Shimeld dan Rodgers (1998) menjelaskan bahwa S. agalactiae memiliki bentuk koloni yang lebih besar dibanding S. pyogenes dan juga memproduksi lebih sedikit β-hemolisis. S. agalactiae memproduksi ekstraselular protein yang disebut CAMP. Protein tersebut berkerja secara sinergis bersama β-lisin dan

menyebabkan hemolisis. CAMP adalah kependekan dari Christie, Atkins, dan Munch-Petersen, penemu protein tersebut (Shimeld & Rodgers 1998).

Aeromonas hydrophila

Aeromonas hydrophila adalah bakteri anaerob fakultatif yang termasuk ke dalam kelompok bakteri Gram negatif. Menurut Corry et al. (1995) Aeromonas hydrophila memiliki flagel pada ujung tubuhnya sehingga bakteri ini bersifat motil. A. hydrophila memiliki kapsul dan mampu memfermentasi glukosa baik secara jalur respirasi maupun secara fermentasi. A. hydrophila hidup bebas di air dan dapat diisolasi dari air asin dan air tawar (Shimeld & Rodgers 1999). A. hydrophila digolongkan ke dalam kingdom Bacteria, filum Proteobacteria. kelas Gammaproteobacteria, dan ordo Aeromonadales. A. hydrophila termasuk ke dalam famili Aeromonadaceae, genus Aeromonas, dan spesies Aeromonas hydrophila.

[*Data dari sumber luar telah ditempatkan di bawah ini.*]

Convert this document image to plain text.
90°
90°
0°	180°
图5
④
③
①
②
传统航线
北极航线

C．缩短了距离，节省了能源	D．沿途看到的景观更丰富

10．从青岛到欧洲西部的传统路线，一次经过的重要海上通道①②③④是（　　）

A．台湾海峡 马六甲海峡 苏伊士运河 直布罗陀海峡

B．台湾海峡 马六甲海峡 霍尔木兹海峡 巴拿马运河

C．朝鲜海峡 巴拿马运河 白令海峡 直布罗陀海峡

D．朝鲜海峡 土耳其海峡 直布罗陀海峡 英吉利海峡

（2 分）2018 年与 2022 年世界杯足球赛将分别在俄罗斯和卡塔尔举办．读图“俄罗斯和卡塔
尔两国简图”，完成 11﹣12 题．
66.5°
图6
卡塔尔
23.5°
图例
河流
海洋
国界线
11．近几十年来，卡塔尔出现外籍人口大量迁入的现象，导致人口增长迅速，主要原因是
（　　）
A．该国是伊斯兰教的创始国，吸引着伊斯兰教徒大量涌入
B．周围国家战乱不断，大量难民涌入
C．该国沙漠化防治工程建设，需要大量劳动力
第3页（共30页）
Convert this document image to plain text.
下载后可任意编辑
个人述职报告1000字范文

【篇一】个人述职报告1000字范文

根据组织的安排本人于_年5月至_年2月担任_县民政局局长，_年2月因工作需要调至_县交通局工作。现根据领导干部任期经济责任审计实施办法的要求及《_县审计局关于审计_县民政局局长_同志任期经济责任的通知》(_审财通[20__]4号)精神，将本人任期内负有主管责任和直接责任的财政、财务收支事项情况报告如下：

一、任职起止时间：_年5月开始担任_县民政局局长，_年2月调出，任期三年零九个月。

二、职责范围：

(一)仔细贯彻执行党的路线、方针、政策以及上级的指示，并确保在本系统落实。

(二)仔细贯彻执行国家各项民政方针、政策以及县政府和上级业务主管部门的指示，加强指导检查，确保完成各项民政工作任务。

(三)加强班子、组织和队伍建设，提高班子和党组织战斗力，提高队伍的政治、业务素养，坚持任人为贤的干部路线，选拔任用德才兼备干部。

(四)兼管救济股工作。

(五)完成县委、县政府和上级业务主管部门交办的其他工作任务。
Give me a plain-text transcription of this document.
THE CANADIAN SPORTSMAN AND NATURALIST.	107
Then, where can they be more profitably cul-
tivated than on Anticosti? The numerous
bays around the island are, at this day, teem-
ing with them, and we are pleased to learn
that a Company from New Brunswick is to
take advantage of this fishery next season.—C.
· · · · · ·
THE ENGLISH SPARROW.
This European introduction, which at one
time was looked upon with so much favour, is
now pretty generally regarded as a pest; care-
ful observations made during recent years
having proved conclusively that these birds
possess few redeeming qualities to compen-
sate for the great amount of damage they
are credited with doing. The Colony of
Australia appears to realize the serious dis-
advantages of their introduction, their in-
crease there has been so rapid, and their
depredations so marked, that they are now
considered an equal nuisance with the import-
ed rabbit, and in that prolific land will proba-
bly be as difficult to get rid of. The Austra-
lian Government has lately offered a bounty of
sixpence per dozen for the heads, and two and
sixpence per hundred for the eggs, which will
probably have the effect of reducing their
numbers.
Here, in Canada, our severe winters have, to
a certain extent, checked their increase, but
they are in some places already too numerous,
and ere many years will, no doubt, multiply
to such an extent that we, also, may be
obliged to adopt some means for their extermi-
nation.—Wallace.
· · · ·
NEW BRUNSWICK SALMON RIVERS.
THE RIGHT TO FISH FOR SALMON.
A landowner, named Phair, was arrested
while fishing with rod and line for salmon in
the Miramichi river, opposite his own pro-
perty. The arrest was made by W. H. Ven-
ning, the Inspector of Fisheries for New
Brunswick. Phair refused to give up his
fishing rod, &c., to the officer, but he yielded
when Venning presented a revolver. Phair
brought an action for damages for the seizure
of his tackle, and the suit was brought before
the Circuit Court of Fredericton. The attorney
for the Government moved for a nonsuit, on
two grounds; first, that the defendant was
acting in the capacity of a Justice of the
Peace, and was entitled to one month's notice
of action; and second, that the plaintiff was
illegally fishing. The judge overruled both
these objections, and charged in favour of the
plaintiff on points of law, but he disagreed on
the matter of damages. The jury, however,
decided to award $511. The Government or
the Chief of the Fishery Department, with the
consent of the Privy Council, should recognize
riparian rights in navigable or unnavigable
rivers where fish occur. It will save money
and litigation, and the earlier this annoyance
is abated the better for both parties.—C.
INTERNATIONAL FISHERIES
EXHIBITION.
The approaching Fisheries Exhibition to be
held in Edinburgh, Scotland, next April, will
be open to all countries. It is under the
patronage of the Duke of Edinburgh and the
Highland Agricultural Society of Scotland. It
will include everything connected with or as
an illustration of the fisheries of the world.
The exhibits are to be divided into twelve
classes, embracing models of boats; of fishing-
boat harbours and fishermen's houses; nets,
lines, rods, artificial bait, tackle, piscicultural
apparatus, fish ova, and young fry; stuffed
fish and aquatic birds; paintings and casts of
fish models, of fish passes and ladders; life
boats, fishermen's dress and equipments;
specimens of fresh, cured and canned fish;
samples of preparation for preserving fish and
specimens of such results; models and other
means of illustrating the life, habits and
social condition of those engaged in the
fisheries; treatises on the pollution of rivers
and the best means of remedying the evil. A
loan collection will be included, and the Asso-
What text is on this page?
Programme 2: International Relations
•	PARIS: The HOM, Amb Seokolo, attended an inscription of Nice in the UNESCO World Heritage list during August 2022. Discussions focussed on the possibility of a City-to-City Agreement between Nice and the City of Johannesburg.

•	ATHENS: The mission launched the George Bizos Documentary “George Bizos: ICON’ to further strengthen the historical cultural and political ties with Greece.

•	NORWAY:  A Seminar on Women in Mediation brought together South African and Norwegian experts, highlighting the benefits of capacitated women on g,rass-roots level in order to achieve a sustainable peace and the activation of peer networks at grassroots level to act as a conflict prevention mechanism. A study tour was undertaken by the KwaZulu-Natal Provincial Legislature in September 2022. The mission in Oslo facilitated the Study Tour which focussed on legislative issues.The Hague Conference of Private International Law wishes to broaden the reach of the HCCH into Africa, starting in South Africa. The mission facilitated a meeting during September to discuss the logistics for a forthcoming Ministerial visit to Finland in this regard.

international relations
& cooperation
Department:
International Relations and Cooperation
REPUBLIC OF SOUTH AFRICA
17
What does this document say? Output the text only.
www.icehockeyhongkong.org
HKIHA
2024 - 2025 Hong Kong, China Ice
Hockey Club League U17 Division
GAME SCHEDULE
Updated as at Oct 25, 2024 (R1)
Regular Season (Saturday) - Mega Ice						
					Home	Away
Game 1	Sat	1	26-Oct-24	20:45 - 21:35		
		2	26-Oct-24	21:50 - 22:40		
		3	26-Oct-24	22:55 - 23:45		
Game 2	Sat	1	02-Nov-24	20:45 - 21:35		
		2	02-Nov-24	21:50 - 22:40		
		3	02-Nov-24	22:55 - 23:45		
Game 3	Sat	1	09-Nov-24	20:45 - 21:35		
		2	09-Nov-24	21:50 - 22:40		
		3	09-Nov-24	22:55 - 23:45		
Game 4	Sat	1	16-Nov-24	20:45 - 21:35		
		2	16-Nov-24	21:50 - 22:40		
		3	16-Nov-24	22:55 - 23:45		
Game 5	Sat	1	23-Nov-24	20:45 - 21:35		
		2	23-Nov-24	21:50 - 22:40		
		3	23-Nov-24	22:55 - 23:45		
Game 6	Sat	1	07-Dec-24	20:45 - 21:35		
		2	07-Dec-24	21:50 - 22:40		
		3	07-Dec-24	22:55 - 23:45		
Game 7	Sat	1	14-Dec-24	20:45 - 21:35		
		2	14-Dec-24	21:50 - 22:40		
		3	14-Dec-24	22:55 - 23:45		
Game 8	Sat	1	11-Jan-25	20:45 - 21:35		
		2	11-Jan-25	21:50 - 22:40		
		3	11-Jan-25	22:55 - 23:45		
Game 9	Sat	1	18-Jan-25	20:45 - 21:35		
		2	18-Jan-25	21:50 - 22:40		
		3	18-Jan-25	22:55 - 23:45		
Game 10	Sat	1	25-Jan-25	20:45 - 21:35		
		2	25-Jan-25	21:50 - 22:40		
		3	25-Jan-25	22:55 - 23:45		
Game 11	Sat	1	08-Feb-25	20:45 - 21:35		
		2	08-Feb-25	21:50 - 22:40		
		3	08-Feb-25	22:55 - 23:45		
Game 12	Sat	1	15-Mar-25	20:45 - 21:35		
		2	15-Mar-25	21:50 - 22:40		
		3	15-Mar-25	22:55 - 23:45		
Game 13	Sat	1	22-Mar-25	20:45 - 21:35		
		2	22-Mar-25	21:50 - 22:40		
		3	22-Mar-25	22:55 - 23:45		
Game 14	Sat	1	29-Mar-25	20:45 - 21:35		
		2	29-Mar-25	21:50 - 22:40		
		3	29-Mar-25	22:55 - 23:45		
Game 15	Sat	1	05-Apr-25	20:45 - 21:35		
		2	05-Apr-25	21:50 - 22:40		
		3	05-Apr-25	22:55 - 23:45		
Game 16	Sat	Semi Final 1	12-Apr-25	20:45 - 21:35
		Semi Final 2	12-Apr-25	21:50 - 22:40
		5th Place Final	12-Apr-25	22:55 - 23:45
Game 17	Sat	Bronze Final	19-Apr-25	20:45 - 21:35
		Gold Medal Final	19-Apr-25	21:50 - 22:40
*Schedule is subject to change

Gambar 12 Aeromonas hydrophila Sumber: Wikipedia (2012)

A. hydrophila menjadi bakteri penyebab ulcer disease atau red sore disease pada ikan. Gejala pada ikan yang terinfeksi adalah timbulnya edema (dropsy), yaitu gejala yang ditandai dengan perut ikan tampak mengembung sebagai akibat adanya pelepasan aerolysin cytotoxic enterotoxyn (ACE-gene) yang dapat menyebabkan terjadinya kerusakan jaringan (Austin B dan Austin DA 2007). Aeromonas menyebabkan gastroenteritis yang parah pada manusia dan hewan jika tertelan dan jika kontak dengan kulit menyebabkan infeksi di luka yang terbuka (Burlage 2012)

Edwardsiella tarda

Edwardsiella tarda merupakan bakteri golongan Gram negatif dan bersifat motil karena memiliki flagela (Austin B dan Austin DA 2007). Kapsul tidak ditemukan pada anggota Edwardsiella, tetapi beberap strain memproduksi substansi berupa lendir. E. tarda diklasifikasikan ke dalam kingdom Bacteria, filum Proteobacteria, kelas Gammaproteobacteria, ordo Enterobacteriales, famili Enterobacteriaceae, genus Edwardsiella, dan spesies Edwardsiella tarda.

Gambar 13 Edwardsiella tarda Sumber: Kushawa et al. (2010)

Koloni Edwardsiella tumbuh lebih lambat dan berukuran lebih kecil dibanding anggota yang lain di dalam famili Enterobacteriaceae (Sakazaki et al. 2005). Austin B dan Austin DA (1999) juga menjelaskan gejala yang ditunjukkan pada infeksi Edwardsiella adalah lesi kecil pada kulit berukuran sekitar 3-5 mm dan terletak di postero-lateral tubuh ikan. Seiring berkembangnya infeksi, abses menyebar ke otot dan seluruh tubuh hingga sirip caudal.